I never really think about the ratio of men to women in the technology industry until I travel to conferences, where I find myself in the minority. The more technical the event, the fewer the women attendees, historically speaking.
The Anita Borg Institute for Women and Technology has just published a series of best practices that technology solution providers might want to consider if they are trying to expand their hiring and recruiting practices to pull in more possible, qualified candidates — both female and male.
These ideas are included in a new report, “Solutions to Recruit Technical Women,” and here is a thumbnail of the strategies:
- Make managers accountable for specific hiring goals, ones that might more accurately reflect the makeup of your customer accounts
- Ensure that your company’s culture supports the inclusion of women or other candidates you are trying to attract
- Evaluate your job descriptions, especially to make sure they don’t reinforce gender stereotypes
- Include women in the recruiting and hiring process
- Make sure that a viable female candidate is considered for every open technical position
- Institute a “blind” resume screening process, so that candidates are considered solely on their credentials and experience
- Measure your company’s progress, if you’re trying to change the makeup of your staff
Of course, it is difficult for me to write a blog like this because I AM a woman, so automatically I have a bias to be favorable to ideas like this.

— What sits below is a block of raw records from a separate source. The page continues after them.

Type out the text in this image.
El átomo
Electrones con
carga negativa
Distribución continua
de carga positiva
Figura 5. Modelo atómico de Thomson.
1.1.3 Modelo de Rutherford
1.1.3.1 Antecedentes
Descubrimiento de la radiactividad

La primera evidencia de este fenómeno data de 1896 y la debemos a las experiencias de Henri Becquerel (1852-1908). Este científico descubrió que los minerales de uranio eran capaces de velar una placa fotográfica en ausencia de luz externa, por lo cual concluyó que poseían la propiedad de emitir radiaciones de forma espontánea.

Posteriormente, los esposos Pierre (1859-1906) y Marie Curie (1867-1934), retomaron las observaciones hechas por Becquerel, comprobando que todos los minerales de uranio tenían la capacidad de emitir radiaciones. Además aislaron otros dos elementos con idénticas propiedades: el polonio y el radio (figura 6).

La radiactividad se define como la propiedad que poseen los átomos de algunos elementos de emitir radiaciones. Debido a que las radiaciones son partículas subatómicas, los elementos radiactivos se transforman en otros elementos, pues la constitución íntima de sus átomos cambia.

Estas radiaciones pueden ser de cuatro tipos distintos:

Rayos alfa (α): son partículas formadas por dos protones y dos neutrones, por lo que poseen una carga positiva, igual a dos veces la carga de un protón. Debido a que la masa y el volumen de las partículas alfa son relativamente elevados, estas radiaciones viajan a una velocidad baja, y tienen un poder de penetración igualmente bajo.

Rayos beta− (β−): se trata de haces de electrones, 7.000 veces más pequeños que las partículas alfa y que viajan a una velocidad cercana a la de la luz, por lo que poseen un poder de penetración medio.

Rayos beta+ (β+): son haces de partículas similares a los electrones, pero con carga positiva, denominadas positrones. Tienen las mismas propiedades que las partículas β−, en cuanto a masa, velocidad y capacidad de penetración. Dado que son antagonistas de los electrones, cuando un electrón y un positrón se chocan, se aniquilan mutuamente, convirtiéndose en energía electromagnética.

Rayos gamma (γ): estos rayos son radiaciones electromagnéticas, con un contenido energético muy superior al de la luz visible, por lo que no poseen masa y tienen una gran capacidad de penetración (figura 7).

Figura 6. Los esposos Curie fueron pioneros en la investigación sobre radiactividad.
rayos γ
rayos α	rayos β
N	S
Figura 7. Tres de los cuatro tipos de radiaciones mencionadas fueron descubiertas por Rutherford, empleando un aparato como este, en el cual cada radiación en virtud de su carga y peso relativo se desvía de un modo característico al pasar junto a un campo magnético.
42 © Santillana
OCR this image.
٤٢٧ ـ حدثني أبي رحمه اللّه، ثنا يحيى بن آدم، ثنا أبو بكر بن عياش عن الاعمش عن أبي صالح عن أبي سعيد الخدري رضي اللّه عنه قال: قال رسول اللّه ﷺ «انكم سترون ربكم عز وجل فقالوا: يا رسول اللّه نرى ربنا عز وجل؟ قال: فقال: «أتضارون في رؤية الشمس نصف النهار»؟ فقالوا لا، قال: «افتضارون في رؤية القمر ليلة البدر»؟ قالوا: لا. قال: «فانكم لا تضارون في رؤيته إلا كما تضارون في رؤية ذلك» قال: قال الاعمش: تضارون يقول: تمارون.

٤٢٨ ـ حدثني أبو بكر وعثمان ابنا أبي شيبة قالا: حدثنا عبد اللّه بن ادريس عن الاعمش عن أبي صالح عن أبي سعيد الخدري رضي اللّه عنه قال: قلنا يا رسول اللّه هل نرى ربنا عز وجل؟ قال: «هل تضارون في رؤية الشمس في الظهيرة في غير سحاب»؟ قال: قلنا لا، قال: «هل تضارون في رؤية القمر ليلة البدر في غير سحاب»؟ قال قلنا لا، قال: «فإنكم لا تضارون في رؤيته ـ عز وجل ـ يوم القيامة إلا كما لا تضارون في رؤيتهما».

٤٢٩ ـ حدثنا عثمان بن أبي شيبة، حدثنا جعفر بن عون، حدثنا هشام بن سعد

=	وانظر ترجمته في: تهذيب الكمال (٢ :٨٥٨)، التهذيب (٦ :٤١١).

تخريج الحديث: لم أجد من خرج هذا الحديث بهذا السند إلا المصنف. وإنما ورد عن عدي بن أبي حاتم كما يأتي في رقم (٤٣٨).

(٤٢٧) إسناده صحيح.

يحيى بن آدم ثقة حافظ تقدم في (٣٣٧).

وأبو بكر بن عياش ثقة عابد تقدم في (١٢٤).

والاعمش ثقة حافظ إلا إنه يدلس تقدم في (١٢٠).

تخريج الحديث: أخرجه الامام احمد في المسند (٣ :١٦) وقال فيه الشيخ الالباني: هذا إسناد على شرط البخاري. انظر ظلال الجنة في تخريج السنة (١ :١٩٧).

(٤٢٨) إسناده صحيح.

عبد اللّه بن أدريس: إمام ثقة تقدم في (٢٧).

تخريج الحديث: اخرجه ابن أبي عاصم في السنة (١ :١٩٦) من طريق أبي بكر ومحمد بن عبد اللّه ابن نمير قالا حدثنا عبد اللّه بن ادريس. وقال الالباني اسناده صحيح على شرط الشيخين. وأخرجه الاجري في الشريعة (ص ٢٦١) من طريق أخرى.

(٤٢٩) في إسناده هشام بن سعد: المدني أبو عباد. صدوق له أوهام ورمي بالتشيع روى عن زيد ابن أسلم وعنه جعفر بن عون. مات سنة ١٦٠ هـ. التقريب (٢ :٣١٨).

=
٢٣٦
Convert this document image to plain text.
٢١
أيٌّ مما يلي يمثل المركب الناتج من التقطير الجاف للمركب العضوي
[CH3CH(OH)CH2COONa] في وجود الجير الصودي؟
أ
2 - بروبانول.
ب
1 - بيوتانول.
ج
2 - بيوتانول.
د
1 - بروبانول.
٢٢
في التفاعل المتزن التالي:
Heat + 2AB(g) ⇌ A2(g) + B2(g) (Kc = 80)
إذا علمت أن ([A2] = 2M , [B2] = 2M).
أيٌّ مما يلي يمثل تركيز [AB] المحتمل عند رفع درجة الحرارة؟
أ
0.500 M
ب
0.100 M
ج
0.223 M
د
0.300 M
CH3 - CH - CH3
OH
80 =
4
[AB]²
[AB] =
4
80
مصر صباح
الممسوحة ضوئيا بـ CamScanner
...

I will state that I have never ever been one interested in quotas or diversity requirements; I feel that even just increasing the awareness of these things can go a long way toward starting to change things. Most of the time, the fact that a company has few women on the team isn’t a strategy that was adopted intentionally. But if your company has any desire to change this sort of thing, it will need to be proactive in order to change hiring habits of the past.